The generative AI market is poised for explosive growth. The debut of ChatGPT in late 2022 revealed the potential of generative artificial intelligence (AI). Like other transformative technologies such as the internet, generative AI will require large upfront investment to develop and to commercialize.

We see clear winners and potential followers for at least the next three years. Yet the long-term implications are less certain, and depend on tech firms' adaptability to the evolving AI market, with properly paced and timed investments, good execution, and financial discipline.

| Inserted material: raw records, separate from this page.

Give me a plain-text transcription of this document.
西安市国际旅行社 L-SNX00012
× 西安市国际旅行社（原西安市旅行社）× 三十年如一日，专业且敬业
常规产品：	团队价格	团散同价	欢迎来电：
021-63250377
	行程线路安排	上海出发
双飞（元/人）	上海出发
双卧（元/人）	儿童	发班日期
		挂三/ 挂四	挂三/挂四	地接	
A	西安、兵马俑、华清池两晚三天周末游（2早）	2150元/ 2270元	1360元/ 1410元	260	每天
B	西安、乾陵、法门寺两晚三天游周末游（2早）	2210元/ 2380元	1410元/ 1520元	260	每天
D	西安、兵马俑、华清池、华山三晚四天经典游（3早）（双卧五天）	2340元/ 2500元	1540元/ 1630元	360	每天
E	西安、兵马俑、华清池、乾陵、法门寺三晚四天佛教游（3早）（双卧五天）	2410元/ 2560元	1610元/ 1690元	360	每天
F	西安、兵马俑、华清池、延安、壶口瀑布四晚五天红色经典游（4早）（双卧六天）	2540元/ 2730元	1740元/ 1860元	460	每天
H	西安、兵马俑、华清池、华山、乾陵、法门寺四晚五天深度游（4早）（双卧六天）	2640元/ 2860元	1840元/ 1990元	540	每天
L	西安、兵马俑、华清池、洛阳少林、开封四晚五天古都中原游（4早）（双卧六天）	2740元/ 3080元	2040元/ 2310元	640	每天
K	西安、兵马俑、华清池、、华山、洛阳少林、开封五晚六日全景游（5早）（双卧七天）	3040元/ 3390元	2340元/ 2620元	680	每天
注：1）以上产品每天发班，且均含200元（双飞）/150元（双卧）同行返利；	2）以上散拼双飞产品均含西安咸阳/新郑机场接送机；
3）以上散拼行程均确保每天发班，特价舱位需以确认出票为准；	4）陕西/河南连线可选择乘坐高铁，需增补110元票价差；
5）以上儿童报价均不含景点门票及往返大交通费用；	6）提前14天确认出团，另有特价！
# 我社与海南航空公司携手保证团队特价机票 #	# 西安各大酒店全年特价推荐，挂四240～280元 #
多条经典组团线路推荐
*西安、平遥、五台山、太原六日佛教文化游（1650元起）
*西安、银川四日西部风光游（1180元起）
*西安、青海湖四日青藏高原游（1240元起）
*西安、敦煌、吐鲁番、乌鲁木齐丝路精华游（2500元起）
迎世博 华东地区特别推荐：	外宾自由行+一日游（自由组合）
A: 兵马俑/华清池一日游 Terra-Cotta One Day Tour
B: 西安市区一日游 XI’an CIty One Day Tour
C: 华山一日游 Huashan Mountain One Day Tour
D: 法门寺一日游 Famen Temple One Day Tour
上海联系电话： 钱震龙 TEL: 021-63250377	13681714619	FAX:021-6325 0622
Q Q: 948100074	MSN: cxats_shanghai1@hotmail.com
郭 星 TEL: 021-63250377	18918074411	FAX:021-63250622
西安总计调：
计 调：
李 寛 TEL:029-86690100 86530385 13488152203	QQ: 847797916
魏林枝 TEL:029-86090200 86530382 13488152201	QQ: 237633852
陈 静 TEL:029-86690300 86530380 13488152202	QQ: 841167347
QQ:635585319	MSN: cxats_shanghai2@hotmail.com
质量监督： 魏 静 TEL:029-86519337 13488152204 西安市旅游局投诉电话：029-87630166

From processing units to virtual assistants

image

Implications For Rated Tech Firms Over The Next Three Years

Early beneficiaries of this forecast investment will include:

  • Foundry leader Taiwan Semiconductor Manufacturing Co. Ltd. (TSMC);
  • Fabless chip designers NVIDIA Corp. and Broadcom Inc.;
  • Memory chip producers SK Hynix Inc. and Samsung Electronics Co. Ltd.; and
  • Networking equipment providers Cisco Systems Inc. and electronic manufacturing service (EMS) firm Foxconn Industrial Internet Co. Ltd. (Fii).

All these firms have some technological or capability leadership in the generative AI value chain. They also have ample financial resources to further invest and expand their AI-related technologies and capability.

We also believe server vendors, including Lenovo Group Ltd., Dell Technologies Inc., and Hewlett Packard Enterprise Co. (HPE) will see incremental sales of generative AI servers. This is despite competition from original design manufacturers (ODM) and additional efforts needed to recalibrate their product portfolios, which are now heavily exposed to conventional servers.

Table 1

Rating implications of generative AI are largely positive
Tech subsectors  Rated firms  Preliminary assessment on rating implication from generative AI 
Fabless chip designer  NVIDIA Corp. (A+/Stable/A-1+)  Positive 
Broadcom Inc. (BBB-/Watch Pos/A-3)  Positive 
Foundry  Taiwan Semiconductor Manufacturing Co. Ltd. (TSMC, AA-/Stable/--)  Positive 
Memory chip  SK Hynix Inc. (BBB-/Negative/--)  Positive 
Samsung Electronics Co. Ltd. (AA-/Stable/A-1+)  Modestly positive 
Micron Technology Inc. (BBB-/Stable/--)  Neutral 
Networking  Cisco Systems, Inc. (AA-/Stable/A-1+)  Positive 
Server vendors  Hewlett Packard Enterprise Co. (BBB/Stable/A-2)  Modestly positive  
Dell Technologies Inc. (BBB/Stable/--)  Modestly positive 
Lenovo Group Ltd. (BBB/Stable/--)  Modestly positive* 
EMS/ODM  Foxconn Industrial Internet Co., Ltd. (A-/Stable/--)  Positive 
*Our base case assumes the that recent U.S. controls on tech exports control will not disrupt Lenovo's generative AI server business, so long as the production and sales are in unrestricted overseas markets. EMS--Electronic manufacturing service. ODM--Original design manufacturer.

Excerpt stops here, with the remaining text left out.